But now it was mid-May, and since leaving the cabin on Knob Creek, he’d suffered a similar illness twice more. It had shaken him with fever and chills, watered his bowels, left him limp—and forced them to stop for a day or so each time.
From the way he felt at the moment—weak and shivery—he might be in for still another attack. Apparently Amanda saw it coming too.
Across the fire, she locked her frail arms around her knees. Her shoes were splitting apart at the soles. The hem of her muddied skirt was ragged, and so was her fine coat. She stared dully into the darkness of the Tennessee woodlands beyond the perimeter of light.

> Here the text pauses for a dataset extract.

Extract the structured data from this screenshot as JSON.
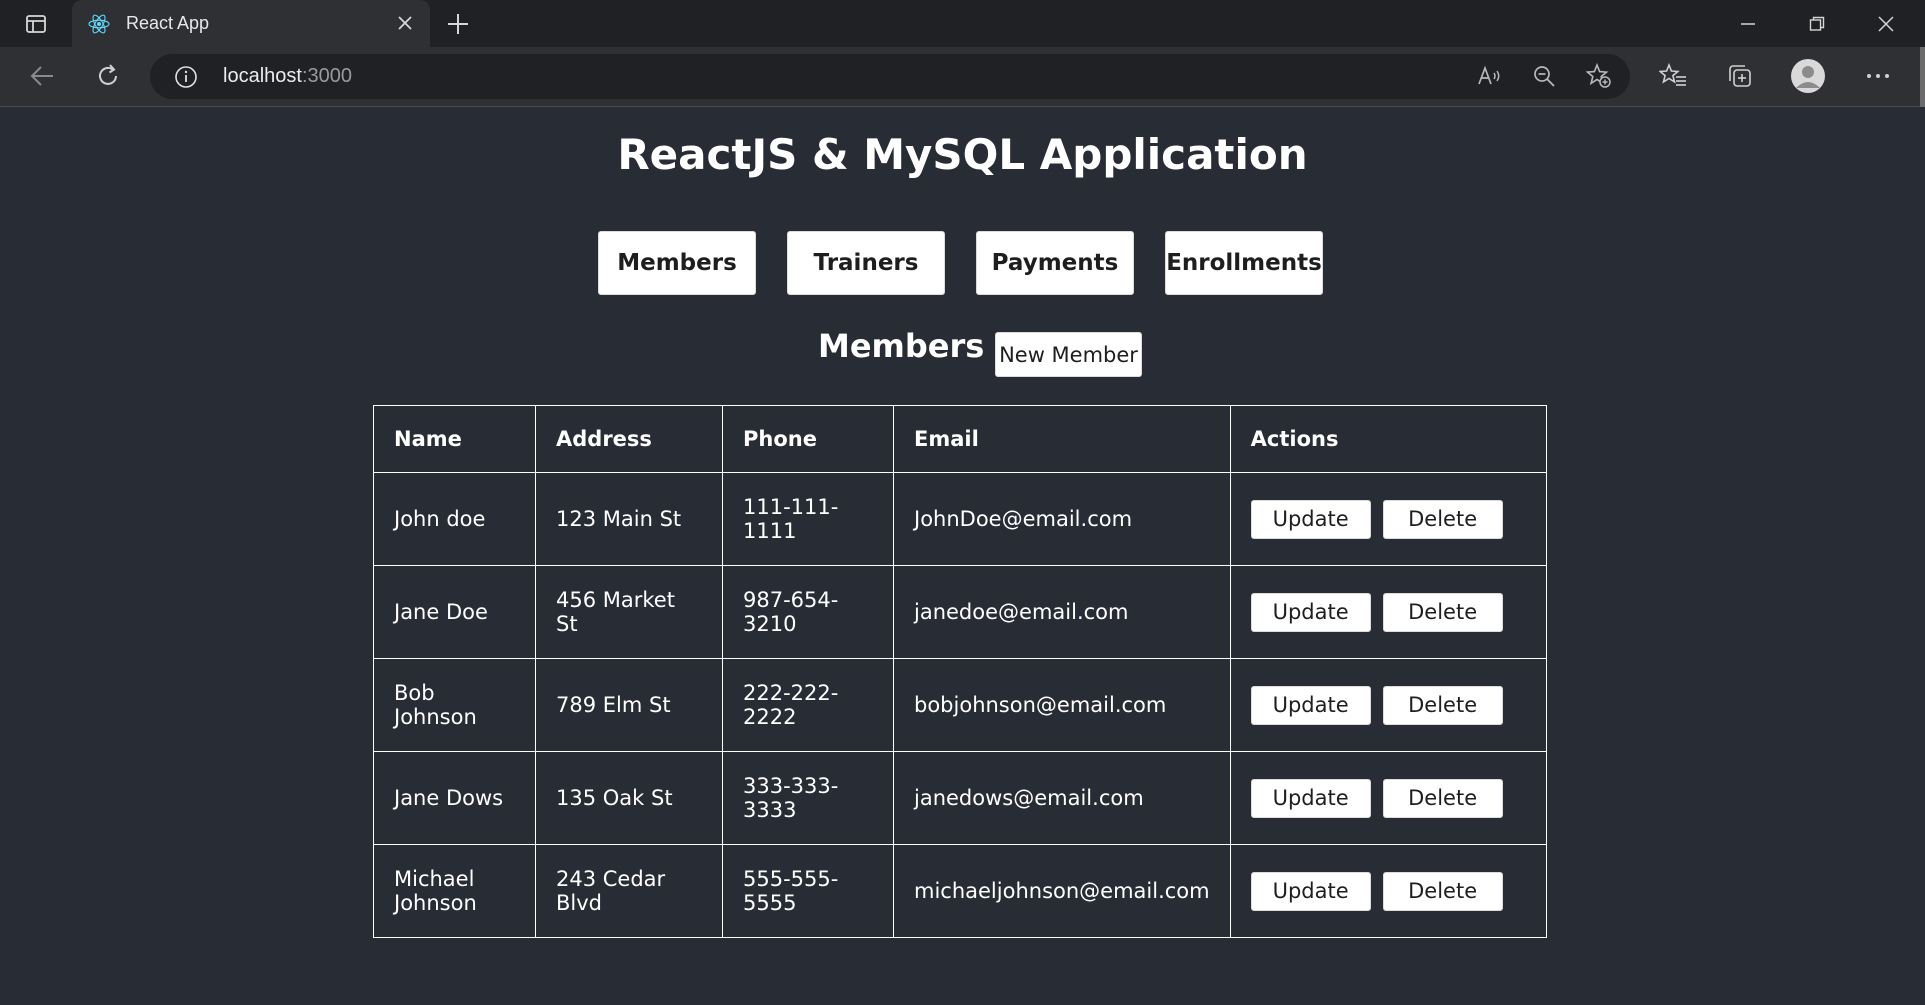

She was the same young girl who had left Boston with him, yet she had changed. Almost without his being aware of it. It was more than a matter of growing an inch or so, more than the pronounced development of her figure. She no longer protested about the hardships they were undergoing. She shared the work of building evening fires. Sometimes lately, he gazed at her and thought he was looking at a grown woman. Her strength seemed to be increasing while illness drained his away—
Trees newly leafed rustled in the night wind. The cry of an owl drifted through the clearing. Unseen nearby, a small river purled over stones.
“I’m so tired tonight,” Amanda said at last, not complaining, stating a fact. “I’ll be thankful when we get to New Orleans.”
/> Bracing on one elbow, Jared shoved his long and dirty yellow hair off his forehead. As he did, he felt the clamminess of his skin. He tried to sound encouraging. “I’ll bet we make it before the end of June.”
“Those men with the wagons—the ones who came over on the ferry with us—”
“What about them?”
“They said there was a town near here.”
He nodded. “Nashville.”
“I think you should see if someone will put me to work while we’re there.”
“You—?” He laughed, a kind of croaking sound.
She jumped up, tearing a burr out of her dark hair. “Don’t make fun of me, Jared Kent!”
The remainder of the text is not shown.